The newest iteration of the “Principles of Veterinary Medical Ethics” was approved by the AVMA House of Delegates during its recent meeting. The AVMA Judicial Council modeled this version after the American Medical Association’s Code of Ethics. The document has been revised for clarity and reformatted into three sections; it features the following eight overarching principles. After objections from some delegates in July 2014, the council reversed a recommendation to replace many instances of the word “should” with “shall” in the supporting annotations.
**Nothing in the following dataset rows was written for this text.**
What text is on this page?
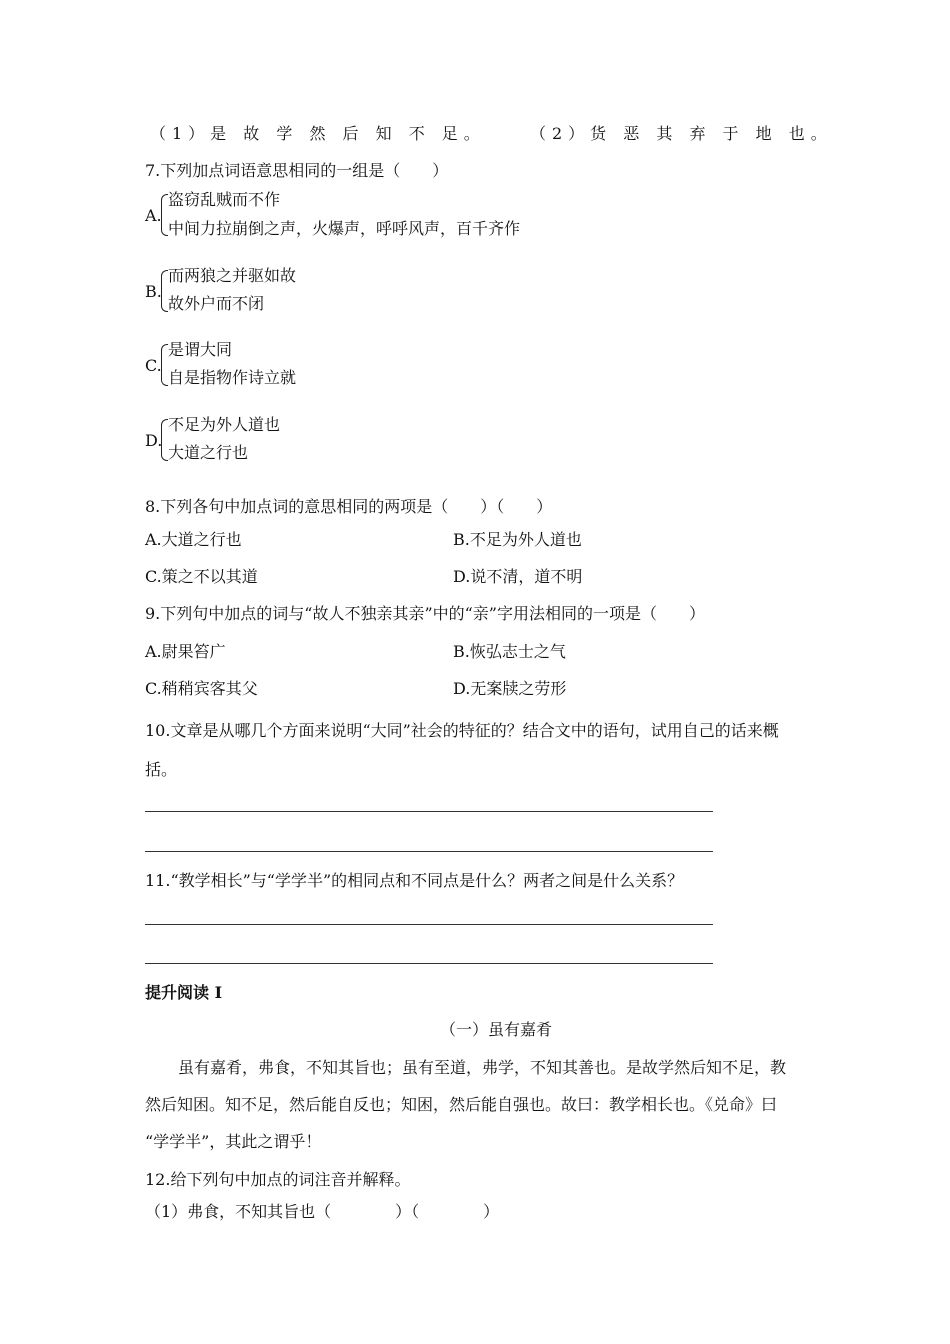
（1）是 故 学 然 后 知 不 足。	（2）货 恶 其 弃 于 地 也。
7.下列加点词语意思相同的一组是（　　）
A.
盗窃乱贼而不作
中间力拉崩倒之声，火爆声，呼呼风声，百千齐作
B.
而两狼之并驱如故
故外户而不闭
C.
是谓大同
自是指物作诗立就
D.
不足为外人道也
大道之行也
8.下列各句中加点词的意思相同的两项是（　　）（　　）
A.大道之行也	B.不足为外人道也
C.策之不以其道	D.说不清，道不明
9.下列句中加点的词与“故人不独亲其亲”中的“亲”字用法相同的一项是（　　）
A.尉果笞广	B.恢弘志士之气
C.稍稍宾客其父	D.无案牍之劳形
10.文章是从哪几个方面来说明“大同”社会的特征的？结合文中的语句，试用自己的话来概
括。
11.“教学相长”与“学学半”的相同点和不同点是什么？两者之间是什么关系？
提升阅读 I
（一）虽有嘉肴
虽有嘉肴，弗食，不知其旨也；虽有至道，弗学，不知其善也。是故学然后知不足，教
然后知困。知不足，然后能自反也；知困，然后能自强也。故曰：教学相长也。《兑命》曰
“学学半”，其此之谓乎！
12.给下列句中加点的词注音并解释。
（1）弗食，不知其旨也（　　　　）（　　　　）
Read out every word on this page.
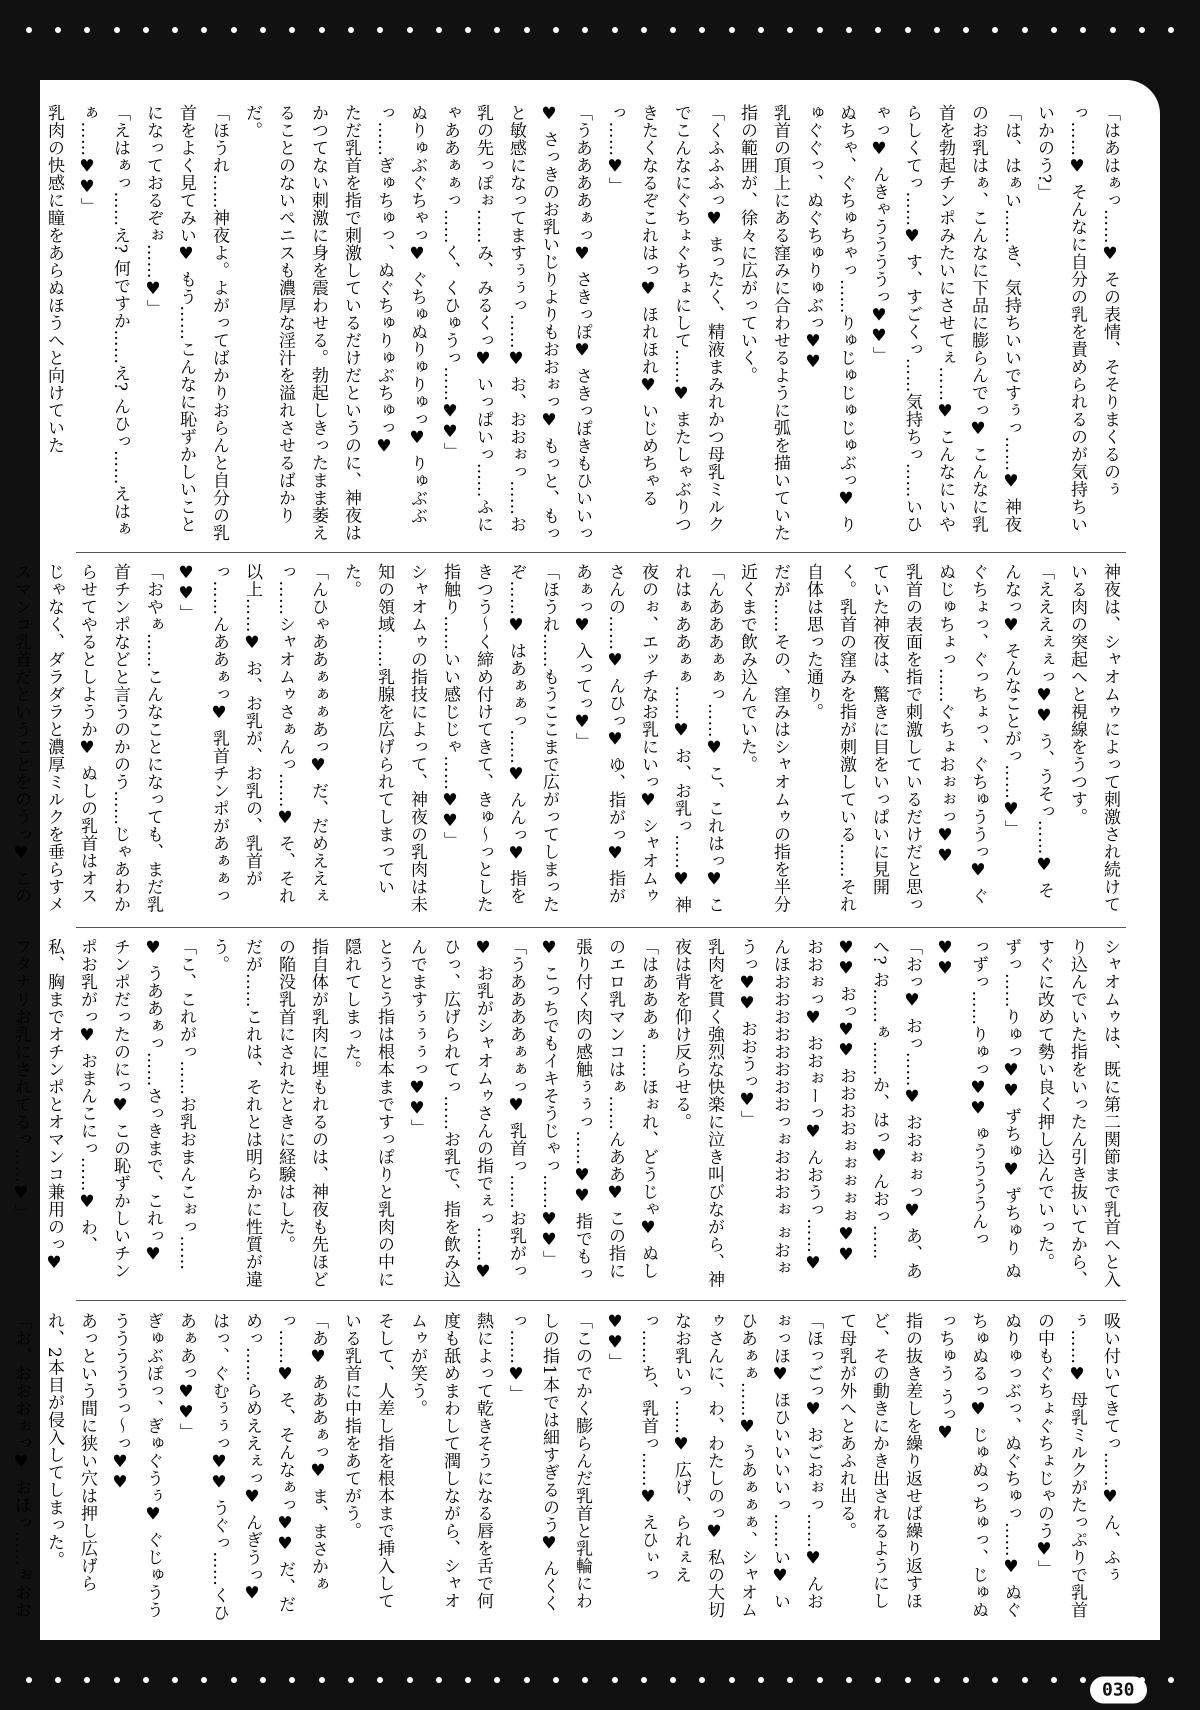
「はあはぁっ……♥ その表情、そそりまくるのぅっ……♥ そんなに自分の乳を責められるのが気持ちいいかのう?」
「は、はぁい……き、気持ちいいですぅっ……♥ 神夜のお乳はぁ、こんなに下品に膨らんでっ♥ こんなに乳首を勃起チンポみたいにさせてぇ……♥ こんなにいやらしくてっ……♥ す、すごくっ……気持ちっ……いひゃっ♥ んきゃううううっ♥♥」
ぬちゃ、ぐちゅちゃっ……りゅじゅじゅじゅぶっ♥ りゅぐぐっ、ぬぐちゅりゅぶっ♥♥
乳首の頂上にある窪みに合わせるように弧を描いていた指の範囲が、徐々に広がっていく。
「くふふふっ♥ まったく、精液まみれかつ母乳ミルクでこんなにぐちょぐちょにして……♥ またしゃぶりつきたくなるぞこれはっ♥ ほれほれ♥ いじめちゃるっ……♥」
「うああああぁっ♥ さきっぽ♥ さきっぽきもひいいっ♥ さっきのお乳いじりよりもおおぉっ♥ もっと、もっと敏感になってますぅぅっ……♥ お、おおぉっ……お乳の先っぽぉ……み、みるくっ♥ いっぱいっ……ふにゃああぁぁっ……く、くひゅうっ……♥♥」
ぬりゅぶぐちゃっ♥ ぐちゅぬりゅりゅっ♥ りゅぶぶっ……ぎゅちゅっ、ぬぐちゅりゅぶちゅっ♥
ただ乳首を指で刺激しているだけだというのに、神夜はかつてない刺激に身を震わせる。勃起しきったまま萎えることのないペニスも濃厚な淫汁を溢れさせるばかりだ。
「ほうれ……神夜よ。よがってばかりおらんと自分の乳首をよく見てみい♥ もう……こんなに恥ずかしいことになっておるぞぉ……♥」
「えはぁっ……え? 何ですか……え? んひっ……えはぁぁ……♥♥」
乳肉の快感に瞳をあらぬほうへと向けていた
神夜は、シャオムゥによって刺激され続けている肉の突起へと視線をうつす。
「えええぇぇっ♥♥ う、うそっ……♥ そんなっ♥ そんなことがっ……♥」
ぐちょっ、ぐっちょっ、ぐちゅううっ♥ ぐぬじゅちょっ……ぐちょおぉぉっ♥♥
乳首の表面を指で刺激しているだけだと思っていた神夜は、驚きに目をいっぱいに見開く。乳首の窪みを指が刺激している……それ自体は思った通り。
だが……その、窪みはシャオムゥの指を半分近くまで飲み込んでいた。
「んあああぁぁっ……♥ こ、これはっ♥ これはぁああぁぁ……♥ お、お乳っ……♥ 神夜のぉ、エッチなお乳にいっ♥ シャオムゥさんの……♥ んひっ♥ ゆ、指がっ♥ 指があぁっ♥ 入ってっ♥」
「ほうれ……もうここまで広がってしまったぞ……♥ はあぁぁっ……♥ んんっ♥ 指をきつう～く締め付けてきて、きゅ～っとした指触り……いい感じじゃ……♥♥」
シャオムゥの指技によって、神夜の乳肉は未知の領域……乳腺を広げられてしまっていた。
「んひゃああぁぁぁあっ♥ だ、だめええぇっ……シャオムゥさぁんっ……♥ そ、それ以上……♥ お、お乳が、お乳の、乳首がっ……んああぁっ♥ 乳首チンポがあぁぁっ♥♥」
「おやぁ……こんなことになっても、まだ乳首チンポなどと言うのかのう……じゃあわからせてやるとしようか♥ ぬしの乳首はオスじゃなく、ダラダラと濃厚ミルクを垂らすメスマンコ乳首だということをのうっ♥ この
シャオムゥは、既に第二関節まで乳首へと入り込んでいた指をいったん引き抜いてから、すぐに改めて勢い良く押し込んでいった。
ずっ……りゅっ♥♥ ずちゅ♥ ずちゅり ぬっずっ……りゅっ♥♥ ゅううううんっ♥♥
「おっ♥ おっ……♥ おおぉぉっ♥ あ、あへ? お……ぁ……か、はっ♥ んおっ……♥♥ おっ♥♥ おおおおぉぉぉぉぉ♥♥ おおぉっ♥ おおぉーっ♥ んおうっ……♥ んほおおおおおおおおっぉおおおぉ ぉおぉうっ♥♥ おおうっ♥」
乳肉を貫く強烈な快楽に泣き叫びながら、神夜は背を仰け反らせる。
「はあああぁ……ほぉれ、どうじゃ♥ ぬしのエロ乳マンコはぁ……んああ♥ この指に張り付く肉の感触ぅぅっ……♥♥ 指でもっ♥ こっちでもイキそうじゃっ……♥♥」
「うああああぁぁっ♥ 乳首っ……お乳がっ♥ お乳がシャオムゥさんの指でぇっ……♥ ひっ、広げられてっ……お乳で、指を飲み込んでますぅぅぅっ♥♥」
とうとう指は根本まですっぽりと乳肉の中に隠れてしまった。
指自体が乳肉に埋もれるのは、神夜も先ほどの陥没乳首にされたときに経験はした。
だが……これは、それとは明らかに性質が違う。
「こ、これがっ……お乳おまんこぉっ……♥ うああぁっ……さっきまで、これっ♥ チンポだったのにっ♥ この恥ずかしいチンポお乳がっ♥ おまんこにっ……♥ わ、私、胸までオチンポとオマンコ兼用のっ♥ フタナリお乳にされてるっ……♥」
吸い付いてきてっ……♥ ん、ふぅぅ……♥ 母乳ミルクがたっぷりで乳首の中もぐちょぐちょじゃのう♥」
ぬりゅっぶっ、ぬぐちゅっ……♥ ぬぐちゅぬるっ♥ じゅぬっちゅっ、じゅぬっちゅう うっ♥
指の抜き差しを繰り返せば繰り返すほど、その動きにかき出されるようにして母乳が外へとあふれ出る。
「ほっごっ♥ おごおぉっ……♥ んおぉっほ♥ ほひいいいいっ……い♥ いひあぁぁ……♥ うあぁぁぁ、シャオムゥさんに、わ、わたしのっ♥ 私の大切なお乳いっ……♥ 広げ、られぇえっ……ち、乳首っ……♥ えひぃっ♥♥」
「このでかく膨らんだ乳首と乳輪にわしの指1本では細すぎるのう♥ んくくっ……♥」
熱によって乾きそうになる唇を舌で何度も舐めまわして潤しながら、シャオムゥが笑う。
そして、人差し指を根本まで挿入している乳首に中指をあてがう。
「あ♥ あああぁっ♥ ま、まさかぁっ……♥ そ、そんなぁっ♥♥ だ、だめっ……らめええぇっ♥ んぎうっ♥ はっ、ぐむぅぅっ♥♥ うぐっ……くひあぁあっ♥♥」
ぎゅぶぽっ、ぎゅぐうぅ♥ ぐじゅうううううううっ～っ♥♥
あっという間に狭い穴は押し広げられ、2本目が侵入してしまった。
「お、おおおぉっ♥ おほっ……ぉおお
030
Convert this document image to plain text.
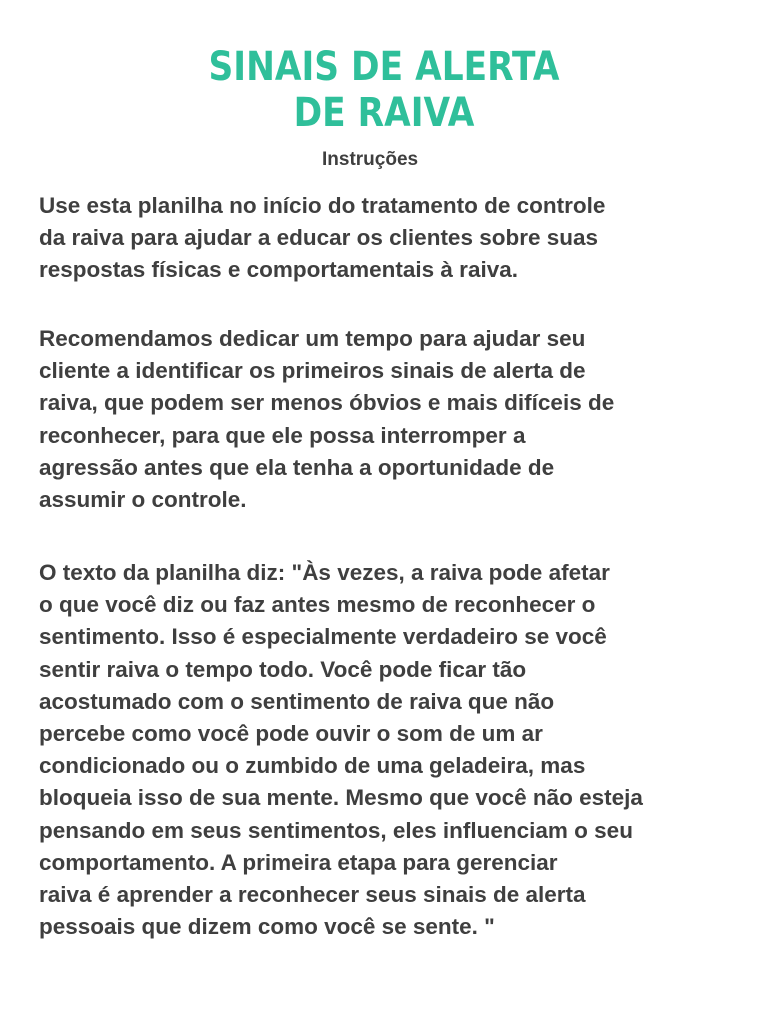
SINAIS DE ALERTA
DE RAIVA
Instruções
Use esta planilha no início do tratamento de controle
da raiva para ajudar a educar os clientes sobre suas
respostas físicas e comportamentais à raiva.
Recomendamos dedicar um tempo para ajudar seu
cliente a identificar os primeiros sinais de alerta de
raiva, que podem ser menos óbvios e mais difíceis de
reconhecer, para que ele possa interromper a
agressão antes que ela tenha a oportunidade de
assumir o controle.
O texto da planilha diz: "Às vezes, a raiva pode afetar
o que você diz ou faz antes mesmo de reconhecer o
sentimento. Isso é especialmente verdadeiro se você
sentir raiva o tempo todo. Você pode ficar tão
acostumado com o sentimento de raiva que não
percebe como você pode ouvir o som de um ar
condicionado ou o zumbido de uma geladeira, mas
bloqueia isso de sua mente. Mesmo que você não esteja
pensando em seus sentimentos, eles influenciam o seu
comportamento. A primeira etapa para gerenciar
raiva é aprender a reconhecer seus sinais de alerta
pessoais que dizem como você se sente. "
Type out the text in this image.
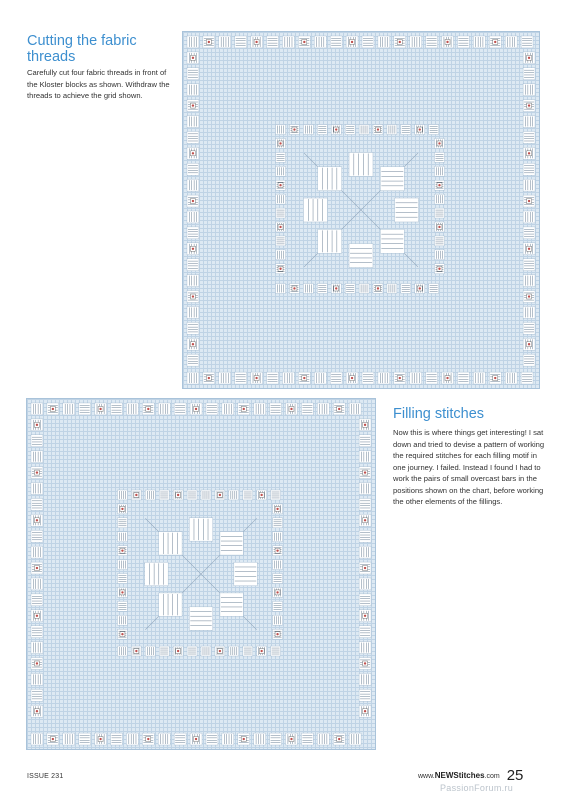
Cutting the fabric threads

Carefully cut four fabric threads in front of the Kloster blocks as shown. Withdraw the threads to achieve the grid shown.

Filling stitches

Now this is where things get interesting! I sat down and tried to devise a pattern of working the required stitches for each filling motif in one journey. I failed. Instead I found I had to work the pairs of small overcast bars in the positions shown on the chart, before working the other elements of the fillings.

ISSUE 231	www.NEWStitches.com 25
PassionForum.ru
The principles can be read in their entirety here.

The Principles

I.  A veterinarian shall be dedicated to providing competent veterinary medical care, with compassion and respect for animal welfare and human health.

II.  A veterinarian shall provide veterinary medical clinical care under the terms of a veterinarian-client-patient relationship (VCPR).

III.  A veterinarian shall uphold the standards of professionalism, be honest in all professional interactions, and report veterinarians who are deficient in character or competence to the appropriate entities.

IV.  A veterinarian shall respect the law and also recognize a responsibility to seek changes to laws and regulations which are contrary to the best interests of the patient and public health.

V.  A veterinarian shall respect the rights of clients, colleagues, and other health professionals, and shall safeguard medical information within the confines of the law.

VI.  A veterinarian shall continue to study, apply, and advance scientific knowledge, maintain a commitment to veterinary medical education, make relevant information available to clients, colleagues, the public, and obtain consultation or referral when indicated.

VII.  A veterinarian shall, in the provision of appropriate patient care, except in emergencies, be free to choose whom to serve, with whom to associate, and the environment in which to provide veterinary medical care.

VIII.  A veterinarian shall recognize a responsibility to participate in activities contributing to the improvement of the community and the betterment of public health.